The ball already rolls through the Russian stadiums, and the surprises of the initial days threaten to ruin the predictions of coaches, journalists and fans. Neither Germany, nor Brazil, nor Argentina, nor Spain have won in their debut. Of the favorites, only France has started on the right foot.
Can science help us know how the tournament will end? Andreas Groll, a statistician from the Technical University of Dortmund (Germany), and his collaborators think so. They have created a method that combines machine learning (the branch of artificial intelligence that allows learning machines) and statistics to issue a forecast.
Its mathematical tool gives Spain as the most likely winner, with a 17.8% chance, but this forecast corresponds to the analysis prior to the knockout rounds. In the method created by Groll and his team, the structure of the competition is a key factor. As they say, in the event that Spain and Germany manage to reach the quarterfinals, their chances of winning will be almost the same, although with the Germans a bit ahead.
How can they make a forecast?
The mix of machine learning and statistics of these researchers is called random forests or random forests.
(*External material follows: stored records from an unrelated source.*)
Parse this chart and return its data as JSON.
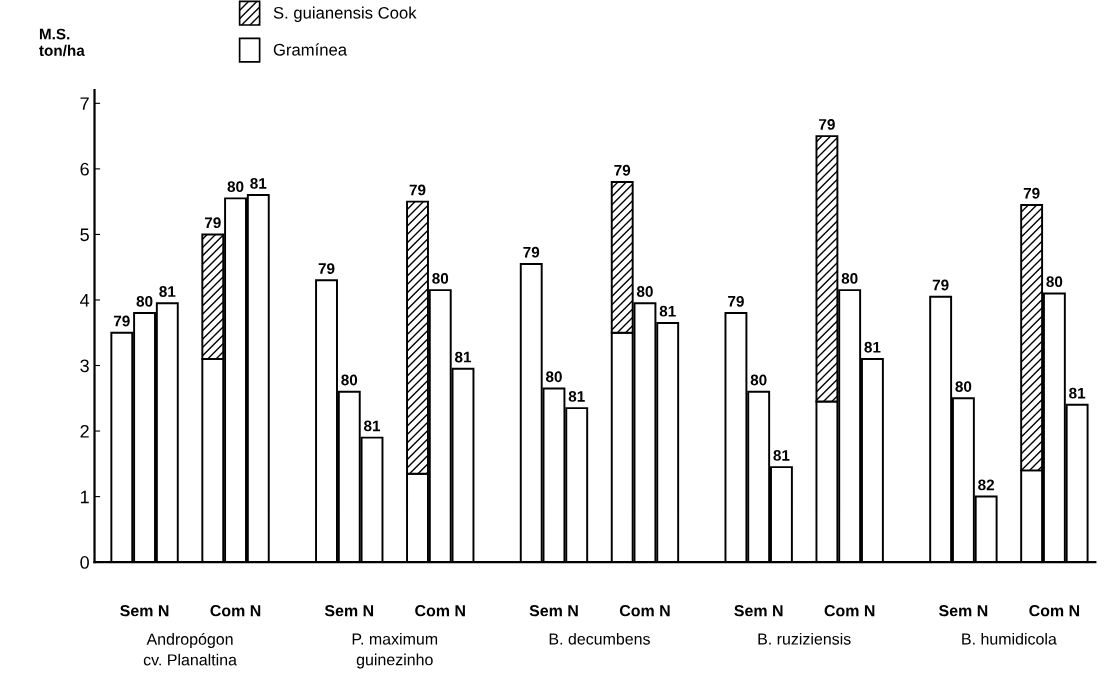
{
  "chart_data": {
    "type": "bar",
    "stacked": true,
    "ylabel": "M.S.\nton/ha",
    "categories": [
      "79",
      "80",
      "81",
      null,
      "79",
      "80",
      "81",
      null,
      null,
      "79",
      "80",
      "81",
      null,
      "79",
      "80",
      "81",
      null,
      null,
      "79",
      "80",
      "81",
      null,
      "79",
      "80",
      "81",
      null,
      null,
      "79",
      "80",
      "81",
      null,
      "79",
      "80",
      "81",
      null,
      null,
      "79",
      "80",
      "82",
      null,
      "79",
      "80",
      "81"
    ],
    "series": [
      {
        "name": "Gramínea",
        "color": "#ffffff",
        "values": [
          3.5,
          3.8,
          3.95,
          null,
          3.1,
          5.55,
          5.6,
          null,
          null,
          4.3,
          2.6,
          1.9,
          null,
          1.35,
          4.15,
          2.95,
          null,
          null,
          4.55,
          2.65,
          2.35,
          null,
          3.5,
          3.95,
          3.65,
          null,
          null,
          3.8,
          2.6,
          1.45,
          null,
          2.45,
          4.15,
          3.1,
          null,
          null,
          4.05,
          2.5,
          1.0,
          null,
          1.4,
          4.1,
          2.4
        ]
      },
      {
        "name": "S. guianensis Cook",
        "color": "#000000",
        "values": [
          null,
          null,
          null,
          null,
          1.9,
          null,
          null,
          null,
          null,
          null,
          null,
          null,
          null,
          4.15,
          null,
          null,
          null,
          null,
          null,
          null,
          null,
          null,
          2.3,
          null,
          null,
          null,
          null,
          null,
          null,
          null,
          null,
          4.05,
          null,
          null,
          null,
          null,
          null,
          null,
          null,
          null,
          4.05,
          null,
          null
        ]
      }
    ],
    "ylim": [
      0,
      7.2
    ],
    "yticks": [
      0,
      1,
      2,
      3,
      4,
      5,
      6,
      7
    ],
    "grid": false,
    "legend": "top left",
    "annotations": [
      "Sem N",
      "Com N",
      "Sem N",
      "Com N",
      "Sem N",
      "Com N",
      "Sem N",
      "Com N",
      "Sem N",
      "Com N",
      "Andropógon\ncv. Planaltina",
      "P. maximum\nguinezinho",
      "B. decumbens",
      "B. ruziziensis",
      "B. humidicola"
    ]
  }
}
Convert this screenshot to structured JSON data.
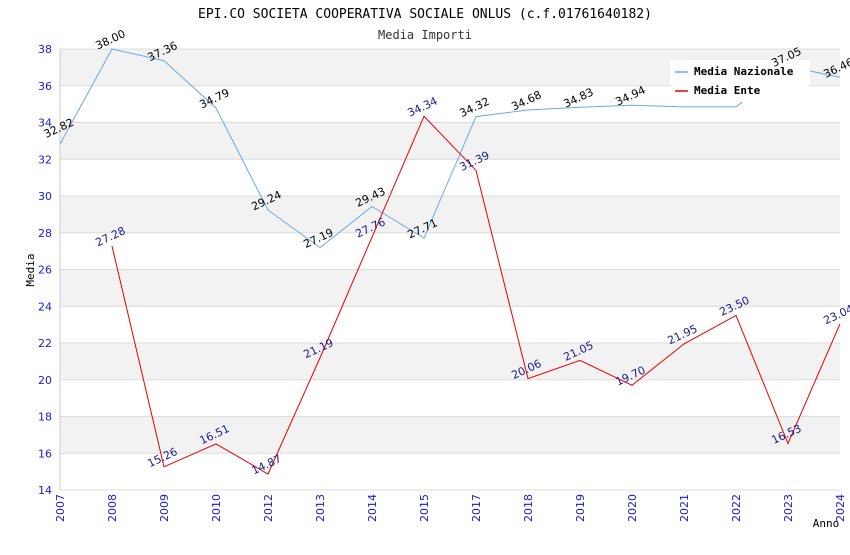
{
  "chart_data": {
    "type": "line",
    "title": "EPI.CO SOCIETA COOPERATIVA SOCIALE ONLUS (c.f.01761640182)",
    "subtitle": "Media Importi",
    "xlabel": "Anno",
    "ylabel": "Media",
    "ylim": [
      14,
      38
    ],
    "yticks": [
      "14",
      "16",
      "18",
      "20",
      "22",
      "24",
      "26",
      "28",
      "30",
      "32",
      "34",
      "36",
      "38"
    ],
    "grid": "horizontal bands",
    "legend_position": "top-right",
    "categories": [
      "2007",
      "2008",
      "2009",
      "2010",
      "2012",
      "2013",
      "2014",
      "2015",
      "2017",
      "2018",
      "2019",
      "2020",
      "2021",
      "2022",
      "2023",
      "2024"
    ],
    "series": [
      {
        "name": "Media Nazionale",
        "color": "#6aaae6",
        "values": [
          32.82,
          38.0,
          37.36,
          34.79,
          29.24,
          27.19,
          29.43,
          27.71,
          34.32,
          34.68,
          34.83,
          34.94,
          34.85,
          34.85,
          37.05,
          36.46
        ],
        "labels": [
          "32.82",
          "38.00",
          "37.36",
          "34.79",
          "29.24",
          "27.19",
          "29.43",
          "27.71",
          "34.32",
          "34.68",
          "34.83",
          "34.94",
          "",
          "",
          "37.05",
          "36.46"
        ]
      },
      {
        "name": "Media Ente",
        "color": "#e60000",
        "values": [
          null,
          27.28,
          15.26,
          16.51,
          14.87,
          21.19,
          27.76,
          34.34,
          31.39,
          20.06,
          21.05,
          19.7,
          21.95,
          23.5,
          16.53,
          23.04
        ],
        "labels": [
          "",
          "27.28",
          "15.26",
          "16.51",
          "14.87",
          "21.19",
          "27.76",
          "34.34",
          "31.39",
          "20.06",
          "21.05",
          "19.70",
          "21.95",
          "23.50",
          "16.53",
          "23.04"
        ]
      }
    ]
  }
}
This technique is based on a decision tree, a predictive model that works by calculating all the possible outcomes of the events in each branch of the tree (in this case, the results of all the matches), which gives the most probable outcome of the tournament .
The advantage of random forests is that they calculate so many probabilities that an average can be extracted that guides with great precision what can happen. In this work, the statisticians of the University of Dortmund did 100,000 simulations of the tournament.
Among the variables included in his model are the position of each FIFA World Cup team in the FIFA ranking, the results of their previous World Cups, the characteristics of the teams (for example, the average age of their players, if they have experience in international tournaments such as the Champions ...) and even the gross domestic product of the participating countries.
It would be nice for this article to have some references at the end so people could continue reading if the subject is interesting to them (such as my case).
Also, I would like to know what were the predictions they did?
I remember in the last world cup an octopus called Paul predicted a lot of results.